Driving the Huron Bay-Peshekee River Grade was serendipitous, and one of the highlights of our visit to the central part of Michigan’s Upper Peninsula.
Our search for moose brought us to The Grade. There are signs, brochures and displays about the moose all over the area around Michigamme where we camped. Shops sell t-shirts and hats adorned with their likeness. Restaurants are even named for them, like The Moose Drop Inn.
Being from the southern Lower Peninsula, where we usually only encounter wildlife when our cars make unfortunate contact with a deer on a dark road, so we were excited about the possibility of seeing a moose in the woods.

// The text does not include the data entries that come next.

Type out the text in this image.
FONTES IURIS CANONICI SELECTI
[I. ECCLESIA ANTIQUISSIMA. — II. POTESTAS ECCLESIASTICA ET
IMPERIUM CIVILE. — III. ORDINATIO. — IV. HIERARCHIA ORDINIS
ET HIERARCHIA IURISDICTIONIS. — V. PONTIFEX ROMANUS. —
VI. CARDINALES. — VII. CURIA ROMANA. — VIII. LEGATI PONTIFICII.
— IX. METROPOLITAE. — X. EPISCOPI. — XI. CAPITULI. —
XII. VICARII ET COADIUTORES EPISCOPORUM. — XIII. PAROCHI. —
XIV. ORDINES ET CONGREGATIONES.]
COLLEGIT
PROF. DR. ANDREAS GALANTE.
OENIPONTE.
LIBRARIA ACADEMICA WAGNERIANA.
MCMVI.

Armed with some vague directions from a park ranger, we set off west on U.S. 41. It was early evening, the time moose typically venture out to marshes and rivers to eat.
There were a few different roads branching off 41 we were told we could try. We turned down the Huron Bay-Peshekee River Grade going north, because it was the first road that looked passable. The road was paved for the first few miles, but still incredibly bumpy, so it was slow going. It’s an old railroad bed that was never used, because as soon as it was built, it was deemed unsafe. When they decided to turn it into a road, they just buried the ties with sand and gravel, which is why it’s so rough.

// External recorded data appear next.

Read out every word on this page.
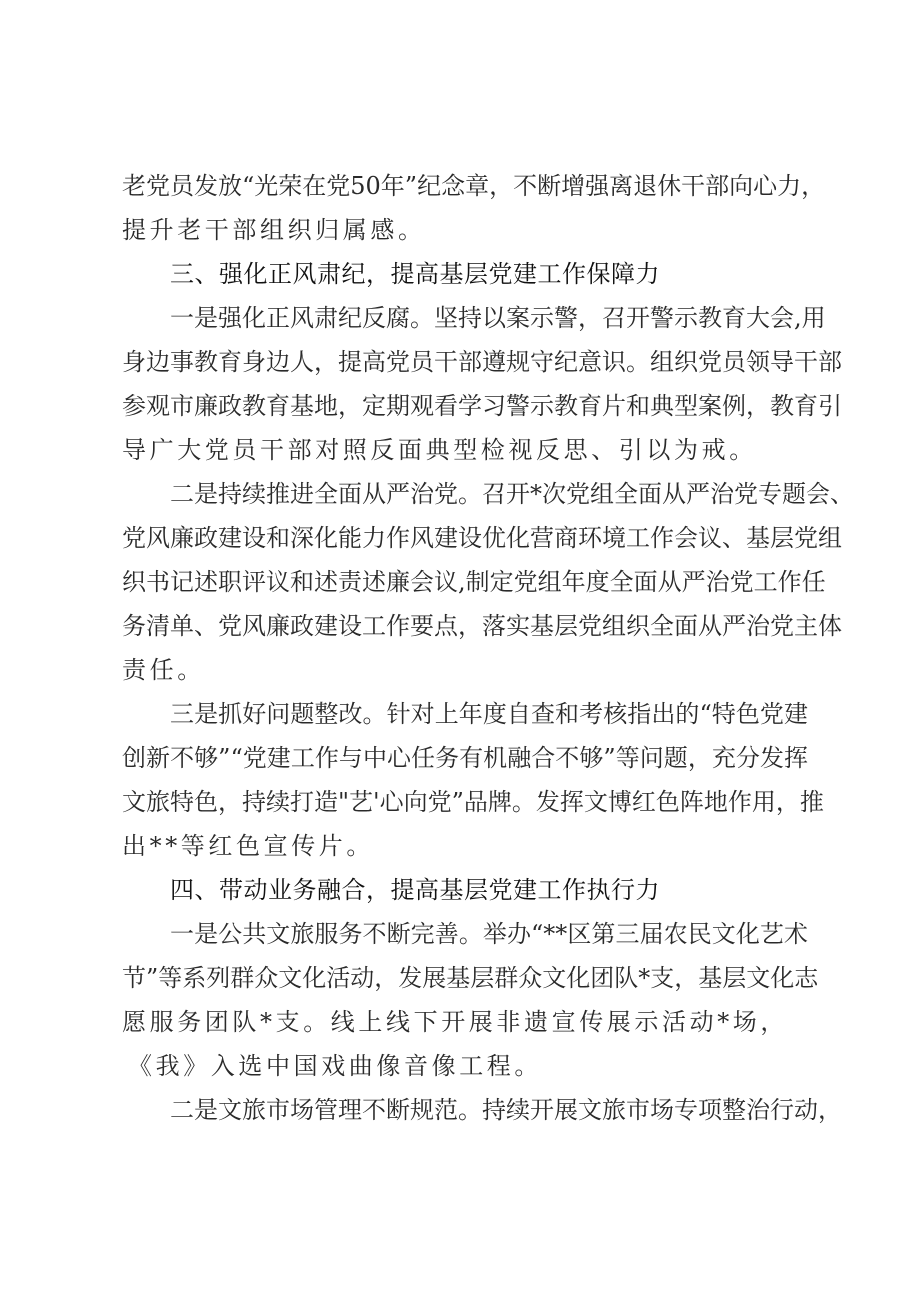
老党员发放“光荣在党50年”纪念章，不断增强离退休干部向心力，
提升老干部组织归属感。
三、强化正风肃纪，提高基层党建工作保障力
一是强化正风肃纪反腐。坚持以案示警，召开警示教育大会,用
身边事教育身边人，提高党员干部遵规守纪意识。组织党员领导干部
参观市廉政教育基地，定期观看学习警示教育片和典型案例，教育引
导广大党员干部对照反面典型检视反思、引以为戒。
二是持续推进全面从严治党。召开*次党组全面从严治党专题会、
党风廉政建设和深化能力作风建设优化营商环境工作会议、基层党组
织书记述职评议和述责述廉会议,制定党组年度全面从严治党工作任
务清单、党风廉政建设工作要点，落实基层党组织全面从严治党主体
责任。
三是抓好问题整改。针对上年度自查和考核指出的“特色党建
创新不够”“党建工作与中心任务有机融合不够”等问题，充分发挥
文旅特色，持续打造"艺'心向党”品牌。发挥文博红色阵地作用，推
出**等红色宣传片。
四、带动业务融合，提高基层党建工作执行力
一是公共文旅服务不断完善。举办“**区第三届农民文化艺术
节”等系列群众文化活动，发展基层群众文化团队*支，基层文化志
愿服务团队*支。线上线下开展非遗宣传展示活动*场，
《我》入选中国戏曲像音像工程。
二是文旅市场管理不断规范。持续开展文旅市场专项整治行动，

We were in the woods, no doubt, with thick, tall trees on either side. Then on our left the forest opened up, and we were driving along the beautiful, swift flowing Peshekee River. It’s a wild, wilderness waterway with pines growing along its banks. This is something else you don’t find in the southern Lower Peninsula. We gazed out the windows of the truck, slack-jawed, just like good tourists do. The silence was broken occasionally with, “Oh, look at that! It’s so beautiful! Wow!”

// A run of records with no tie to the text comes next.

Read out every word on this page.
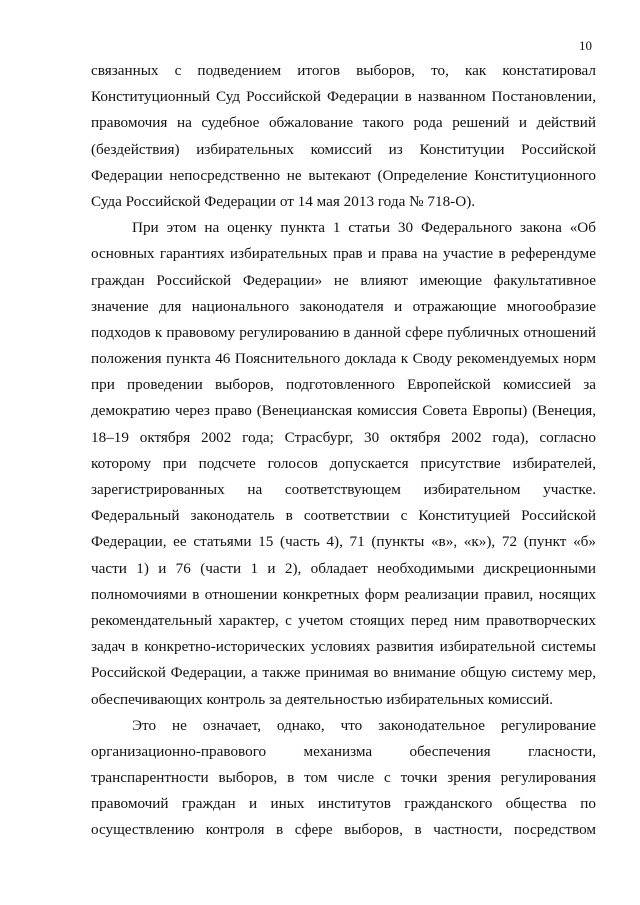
10
связанных с подведением итогов выборов, то, как констатировал
Конституционный Суд Российской Федерации в названном Постановлении,
правомочия на судебное обжалование такого рода решений и действий
(бездействия) избирательных комиссий из Конституции Российской
Федерации непосредственно не вытекают (Определение Конституционного
Суда Российской Федерации от 14 мая 2013 года № 718-О).
При этом на оценку пункта 1 статьи 30 Федерального закона «Об
основных гарантиях избирательных прав и права на участие в референдуме
граждан Российской Федерации» не влияют имеющие факультативное
значение для национального законодателя и отражающие многообразие
подходов к правовому регулированию в данной сфере публичных отношений
положения пункта 46 Пояснительного доклада к Своду рекомендуемых норм
при проведении выборов, подготовленного Европейской комиссией за
демократию через право (Венецианская комиссия Совета Европы) (Венеция,
18–19 октября 2002 года; Страсбург, 30 октября 2002 года), согласно
которому при подсчете голосов допускается присутствие избирателей,
зарегистрированных на соответствующем избирательном участке.
Федеральный законодатель в соответствии с Конституцией Российской
Федерации, ее статьями 15 (часть 4), 71 (пункты «в», «к»), 72 (пункт «б»
части 1) и 76 (части 1 и 2), обладает необходимыми дискреционными
полномочиями в отношении конкретных форм реализации правил, носящих
рекомендательный характер, с учетом стоящих перед ним правотворческих
задач в конкретно-исторических условиях развития избирательной системы
Российской Федерации, а также принимая во внимание общую систему мер,
обеспечивающих контроль за деятельностью избирательных комиссий.
Это не означает, однако, что законодательное регулирование
организационно-правового механизма обеспечения гласности,
транспарентности выборов, в том числе с точки зрения регулирования
правомочий граждан и иных институтов гражданского общества по
осуществлению контроля в сфере выборов, в частности, посредством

We followed the river for several miles. Here and there we saw a few small houses and cabins. We passed the McCormick Tract Wilderness Area that’s part of the Ottawa National Forest, then the pavement ended. The houses and cabins disappeared too. We crossed a few different bridges, and went through passes that were cut through the hard rock of the Huron Mountains. Yes, Michigan has mountains. Very small as far as mountains go, but mountains just the same.
The road narrowed so that there was no way two vehicles traveling opposite directions could pass each other. Then you could hear us mumbling things like, “…the middle of nowhere…” and, “Are you sure you have enough gas?”
Eventually we came to a bridge that crossed a marsh. It looked like the perfect place to spot moose. We waited, but never saw any. We drove a little farther and came to another bridge that wasn’t more than a few loose boards laid across a metal frame.
Then the road turned into a muddy two-track and forked. It was getting dark. The roads weren’t marked with signs anymore. The GPS wasn’t getting a signal, and we didn’t know which way to go. Stories about people who go off the main road and are found dead weeks later in the wilderness circulated through our minds. Without 4-wheel drive to keep us from getting stuck and no map, we decided it was best to turn around. We did have two kids in the back of the truck after all.
We never came across a moose, but I’m so glad we went looking. The scenery along the Huron Bay-Peshekee River Grade was well worth the drive. We all agreed it was more interesting than Disney World. (We’re a strange lot, and maybe the only family in America who isn’t all that impressed with Mickey Mouse.)
Back at the campground, where the internet on our cell phones worked, we found out the road is the “long way” to L’Anse and Lake Superior. It wanders through some of the most rugged terrain in the Upper Peninsula, and portions of it are often impassable.
There were trails and old abandoned logging roads branching off The Grade all along the way. One trail leads to a waterfall. Craig Lake State Park, the most remote in Michigan, is on the west side of the river. There are lakes down some of the other roads where folks have off-grid camping cabins. The North Country Trail runs through the McCormick Tract near the Peshekee. People also kayak and fly fish on the river. In the winter, the road isn’t plowed, but people snowmobile and snowshoe.
Sometimes you visit a place, and you can’t get it out of your head, even days and weeks after you’re home. The Peshekee River is one of those places for me. I’ve even dreamed about it in my sleep. I want one of those cabins on the river. In the summer I’d fish from the backyard. In the winter I’d cozy up to the wood stove with a book. It seems like a good place for an introvert.
He’s a 15 second video of the tranquility you’ll find along the Peshekee River.
I do know there’s a lot left to explore along the Huron Bay-Peshekee River Grade, and I’ll be back. I’d love to hike some of the trails and take a 4-wheel drive all the way to L’Anse. I’m not much for kayaking, but I’d fly fish in the Peshekee. And it must be even more stunning in the fall with the trees ablaze in color.
If you find yourself on U.S. 41 headed for L’Anse, turnoff onto the Huron Bay-Peshekee River Grade. Even if you just go a few paved miles, the views are amazing.